Op. Dr. Özdemir, bel fıtığının, omurgalar arasında yer alan kıkırdağın aşırı zorlama nedeniyle yerinden kayıp omurilik kanalı içine doğru uzanması sonucu ortaya çıkan bir durum olduğunu söyledi. Fıtığın etkilenen kas grubuna bağlı olarak güçsüzlük, hissizlik, yanma, uyuşma, idrar tutamama ve büyük abdesti kaçırma gibi belirtilere neden olabileceğini belirten Op. Dr. Özdemir, "Her bel veya boyun ağrısı fıtık olmamakla birlikte, bu ağrıları insanlar mutlaka hayatlarında birkaç kez yaşamaktadır. Ancak bu ağrıların araştırılması ve teşhisi çok önemlidir" dedi.
Bel fıtığının ilerlemiş olup olmadığını anlamanın en kolay yönteminin, bel fıtığı sorununun yaşam kalitesini düşürmeye başlaması olduğunu vurgulayan Op. Dr. Özdemir, "Eğer bel fıtığı artık günlük hayatı olumsuz etkiliyor, bacağa yayılıyor, kişinin hareketlerini ciddi düzeyde kısıtlıyorsa, ağrılar ilaçlarla kontrol edilemiyorsa ilerlemeye başlamış demektir" diye konuştu.
Bel fıtığı tedavisinin, fıtığın boyutuna, konumuna ve belirtilerine göre değişebileceğini belirten Op.
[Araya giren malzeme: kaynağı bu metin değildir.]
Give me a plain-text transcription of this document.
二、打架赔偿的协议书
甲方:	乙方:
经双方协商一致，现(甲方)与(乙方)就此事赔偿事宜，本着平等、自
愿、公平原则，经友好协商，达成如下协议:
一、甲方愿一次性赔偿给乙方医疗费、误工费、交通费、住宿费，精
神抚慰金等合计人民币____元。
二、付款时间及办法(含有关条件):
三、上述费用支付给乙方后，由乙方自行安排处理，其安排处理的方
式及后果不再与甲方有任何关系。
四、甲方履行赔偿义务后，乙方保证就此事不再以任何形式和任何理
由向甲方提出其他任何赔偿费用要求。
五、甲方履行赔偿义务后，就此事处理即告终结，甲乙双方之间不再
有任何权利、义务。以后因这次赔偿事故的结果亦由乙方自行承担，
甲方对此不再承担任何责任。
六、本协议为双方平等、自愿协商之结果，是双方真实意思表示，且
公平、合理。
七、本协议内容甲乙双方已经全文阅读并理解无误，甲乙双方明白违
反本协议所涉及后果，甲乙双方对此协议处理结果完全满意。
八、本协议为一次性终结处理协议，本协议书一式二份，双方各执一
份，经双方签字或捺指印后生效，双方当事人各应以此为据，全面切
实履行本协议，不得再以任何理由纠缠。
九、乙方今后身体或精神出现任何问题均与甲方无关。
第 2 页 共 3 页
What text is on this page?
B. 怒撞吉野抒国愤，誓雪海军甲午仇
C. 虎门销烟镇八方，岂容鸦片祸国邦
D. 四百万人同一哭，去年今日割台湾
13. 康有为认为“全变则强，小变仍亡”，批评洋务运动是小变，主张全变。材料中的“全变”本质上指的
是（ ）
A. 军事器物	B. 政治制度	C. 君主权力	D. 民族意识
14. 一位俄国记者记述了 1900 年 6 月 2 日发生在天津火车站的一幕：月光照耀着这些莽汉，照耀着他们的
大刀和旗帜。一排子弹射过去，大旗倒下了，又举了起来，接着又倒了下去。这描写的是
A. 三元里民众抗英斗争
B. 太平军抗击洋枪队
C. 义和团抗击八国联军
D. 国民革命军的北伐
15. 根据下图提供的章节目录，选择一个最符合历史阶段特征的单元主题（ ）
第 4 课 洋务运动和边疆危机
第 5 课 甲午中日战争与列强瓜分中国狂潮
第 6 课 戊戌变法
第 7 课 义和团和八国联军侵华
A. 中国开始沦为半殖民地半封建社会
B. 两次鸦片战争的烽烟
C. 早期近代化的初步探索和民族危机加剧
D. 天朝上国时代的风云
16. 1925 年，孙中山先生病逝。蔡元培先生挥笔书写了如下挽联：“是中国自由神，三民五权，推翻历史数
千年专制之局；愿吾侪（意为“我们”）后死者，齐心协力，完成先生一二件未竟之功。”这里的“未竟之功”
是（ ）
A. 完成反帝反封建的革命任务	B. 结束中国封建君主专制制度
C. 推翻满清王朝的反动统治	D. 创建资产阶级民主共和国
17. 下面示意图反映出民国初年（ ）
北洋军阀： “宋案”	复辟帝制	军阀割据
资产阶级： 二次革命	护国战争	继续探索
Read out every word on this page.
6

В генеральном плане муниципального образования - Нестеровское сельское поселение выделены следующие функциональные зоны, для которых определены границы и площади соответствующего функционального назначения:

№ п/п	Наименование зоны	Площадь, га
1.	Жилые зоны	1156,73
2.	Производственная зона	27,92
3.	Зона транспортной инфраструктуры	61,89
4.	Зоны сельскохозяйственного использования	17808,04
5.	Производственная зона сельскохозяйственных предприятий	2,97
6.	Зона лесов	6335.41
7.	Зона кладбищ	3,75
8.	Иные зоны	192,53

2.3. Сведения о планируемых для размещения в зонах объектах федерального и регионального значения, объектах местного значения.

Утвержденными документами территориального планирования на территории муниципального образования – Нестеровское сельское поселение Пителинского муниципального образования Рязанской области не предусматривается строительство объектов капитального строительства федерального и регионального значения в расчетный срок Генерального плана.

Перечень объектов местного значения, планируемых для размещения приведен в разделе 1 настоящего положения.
Dr. Özdemir, "Başlangıç aşamasındaki bel fıtığı, egzersiz, dinlenme ve ilaç gibi tedavilerle kontrol altında tutulabilir. Ancak ilerlemiş bel fıtığı için cerrahi müdahale gerekebilir" dedi.
Erken teşhis ve tedavinin hayati önem taşıdığını vurgulayan Op. Dr. Özdemir, "Bel fıtığı sorunu yaşayan kişilerin, vakit kaybetmeden bir uzmana başvurması gerekir" dedi.